JAKARTA, Cobisnis.com – Ratusan mahasiswa bersama massa dari berbagai organisasi memadati area depan Kantor DPRD Kalimantan Timur (Kaltim), Samarinda, Selasa (21/4). Aksi ini diwarnai orasi dari sejumlah kelompok.
Selain itu, sebagian peserta aksi melumuri pagar gedung DPRD Kaltim dengan oli. Sementara itu, aparat kepolisian berjaga ketat dengan memasang kawat berduri di sekitar lokasi.
Selain itu, pengamanan juga diperketat di sekitar Kantor Gubernur Kaltim. Lokasi tersebut termasuk rumah jabatan gubernur yang berada beberapa kilometer dari titik aksi.

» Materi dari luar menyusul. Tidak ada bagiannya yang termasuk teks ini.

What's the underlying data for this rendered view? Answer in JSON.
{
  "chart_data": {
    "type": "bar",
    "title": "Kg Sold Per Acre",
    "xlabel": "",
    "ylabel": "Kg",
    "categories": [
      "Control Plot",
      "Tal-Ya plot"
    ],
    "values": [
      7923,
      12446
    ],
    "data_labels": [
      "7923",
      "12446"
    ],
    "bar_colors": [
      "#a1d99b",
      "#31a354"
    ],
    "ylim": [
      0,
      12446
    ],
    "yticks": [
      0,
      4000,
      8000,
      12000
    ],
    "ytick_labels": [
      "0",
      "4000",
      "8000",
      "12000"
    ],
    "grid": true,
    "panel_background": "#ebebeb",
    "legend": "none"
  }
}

Kemudian, pihak kepolisian menyiapkan rekayasa lalu lintas di kawasan tersebut. Aksi juga direncanakan berlanjut ke Kantor Gubernur Kaltim pada siang hari.
Aksi dimulai dengan orasi dari Forum Peduli Penyandang dan Atlet Disabilitas. Mereka menyoroti isu bantuan sosial dan ketenagakerjaan. Selanjutnya, organisasi masyarakat Dayak Paser dari Penajam Paser Utara turut menyampaikan aspirasi.

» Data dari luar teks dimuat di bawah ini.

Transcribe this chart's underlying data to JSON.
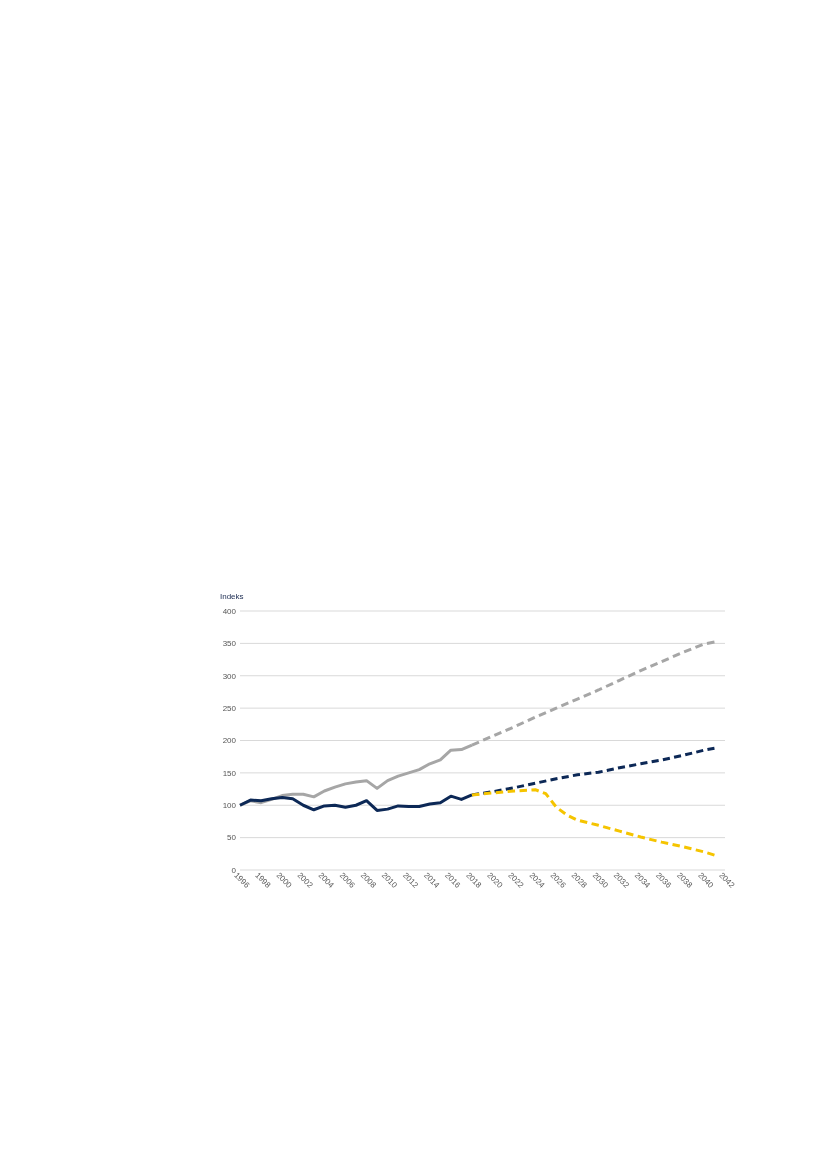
{
  "chart_data": {
    "type": "line",
    "ylabel": "Indeks",
    "xlim": [
      1996,
      2042
    ],
    "xticks": [
      1996,
      1998,
      2000,
      2002,
      2004,
      2006,
      2008,
      2010,
      2012,
      2014,
      2016,
      2018,
      2020,
      2022,
      2024,
      2026,
      2028,
      2030,
      2032,
      2034,
      2036,
      2038,
      2040,
      2042
    ],
    "ylim": [
      0,
      400
    ],
    "yticks": [
      0,
      50,
      100,
      150,
      200,
      250,
      300,
      350,
      400
    ],
    "grid": "y",
    "series": [
      {
        "color": "#a6a6a6",
        "line_style": "solid",
        "x": [
          1996,
          1997,
          1998,
          1999,
          2000,
          2001,
          2002,
          2003,
          2004,
          2005,
          2006,
          2007,
          2008,
          2009,
          2010,
          2011,
          2012,
          2013,
          2014,
          2015,
          2016,
          2017,
          2018
        ],
        "values": [
          100,
          107,
          104,
          109,
          115,
          117,
          117,
          113,
          122,
          128,
          133,
          136,
          138,
          126,
          138,
          145,
          150,
          155,
          164,
          170,
          185,
          186,
          193
        ]
      },
      {
        "color": "#0c2856",
        "line_style": "solid",
        "x": [
          1996,
          1997,
          1998,
          1999,
          2000,
          2001,
          2002,
          2003,
          2004,
          2005,
          2006,
          2007,
          2008,
          2009,
          2010,
          2011,
          2012,
          2013,
          2014,
          2015,
          2016,
          2017,
          2018
        ],
        "values": [
          100,
          108,
          107,
          110,
          112,
          110,
          100,
          93,
          99,
          100,
          97,
          100,
          107,
          92,
          94,
          99,
          98,
          98,
          102,
          104,
          114,
          109,
          116
        ]
      },
      {
        "color": "#a6a6a6",
        "line_style": "dashed",
        "x": [
          2018,
          2020,
          2022,
          2024,
          2026,
          2028,
          2030,
          2032,
          2034,
          2036,
          2038,
          2040,
          2041
        ],
        "values": [
          193,
          207,
          221,
          236,
          250,
          264,
          278,
          293,
          308,
          322,
          336,
          349,
          352
        ]
      },
      {
        "color": "#0c2856",
        "line_style": "dashed",
        "x": [
          2018,
          2020,
          2022,
          2024,
          2026,
          2028,
          2030,
          2032,
          2034,
          2036,
          2038,
          2040,
          2041
        ],
        "values": [
          116,
          121,
          127,
          134,
          141,
          147,
          151,
          158,
          164,
          170,
          177,
          185,
          188
        ]
      },
      {
        "color": "#f5c400",
        "line_style": "dashed",
        "x": [
          2018,
          2020,
          2022,
          2024,
          2025,
          2026,
          2027,
          2028,
          2030,
          2032,
          2034,
          2036,
          2038,
          2040,
          2041
        ],
        "values": [
          116,
          119,
          122,
          124,
          118,
          97,
          85,
          77,
          69,
          60,
          51,
          43,
          36,
          28,
          23
        ]
      }
    ]
  }
}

Di lokasi, sejumlah mahasiswa terlihat memanjat papan reklame yang sebelumnya menampilkan foto pimpinan DPRD. Kemudian, poster tersebut diturunkan dan diganti dengan spanduk berisi tuntutan massa.
Terdapat tiga tuntutan utama yang disuarakan massa. Yakni audit kebijakan Pemerintah Provinsi Kaltim, pemberantasan praktik KKN, dan penguatan fungsi pengawasan DPRD.
Akhirnya, massa aksi terdiri dari berbagai elemen masyarakat. Mulai dari kelompok disabilitas, organisasi masyarakat, hingga mahasiswa yang memadati area depan gedung DPRD.